Political career & elections
Political Career
Early in his political career, President Obama's advocacy work on the local level in Chicago led to a run for the Illinois State Senate. Obama served for eight years as a state senator and used his position to create programs such as the state Earned Income Tax Credit that provided more than $100 million in tax cuts to families over three years. He also generated an expansion in early childhood education and worked to pass legislation that requires all interrogations and confessions in capital cases to be videotaped.
Obama's eloquent keynote speech at the 2004 Democratic National Convention earned him wide praise and cemented his reputation as one of the party's freshest and most inspirational new faces.

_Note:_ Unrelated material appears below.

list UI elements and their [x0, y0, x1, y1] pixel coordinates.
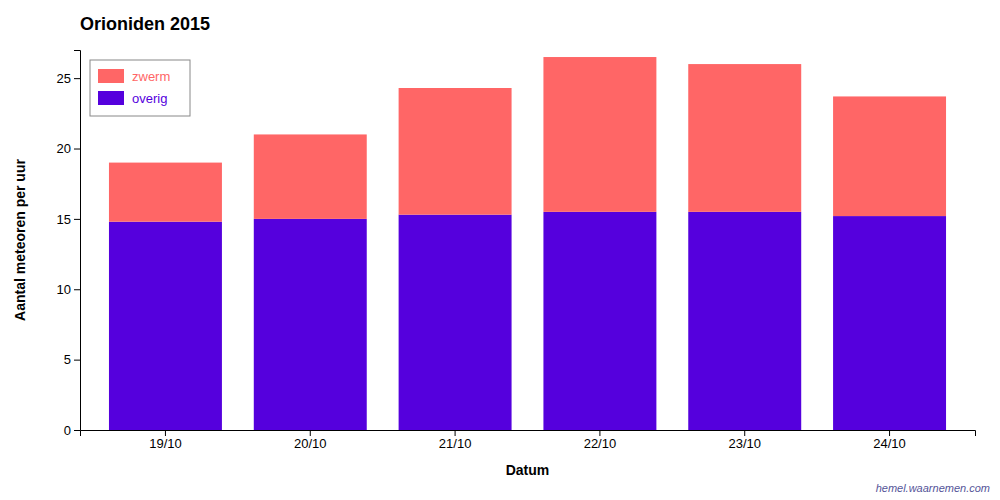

In 2004, Obama won a seat in the U.S. Senate by a landslide. In the Senate, he worked with Republicans on issues such as weapons control and ethics reform, yet voted with other Democrats against President Bush's surge of 20,000 troops to Iraq and in favor of a resolution that required combat troops to be fully withdrawn by March 2008.
He served on the Senate's Health, Education, Labor, and Pensions Committee; the Foreign Relations Committee; the Veteran's Affairs Committee; and the Environment and Public Works Committee.
2008 Presidential Election
In the 2008 election, Obama was 47 years old and the country's first potential black president. He ran as the candidate of hope and change, and he gained the support of many young and minority voters. He was the first presidential candidate to harness the power of social media. His platform focused on phasing out troops in Iraq and Afghanistan, advocating for working families and poor communities, improving education, protecting the environment, and reforming political ethics.
2012 Presidential Election
Today, Obama's campaign focuses on expanding his base, protecting the new healthcare reforms, continuing with the changes he has implemented in his first term, and making further improvements to the U.S. economy. Issues like Wall Street regulation, domestic job growth, a fair tax system, gay marriage rights, and national immigration policy also seem to be at center stage for the 2012 election.
Whether Americans will elect Obama to continue on the path of reform and economic recovery remains to be seen.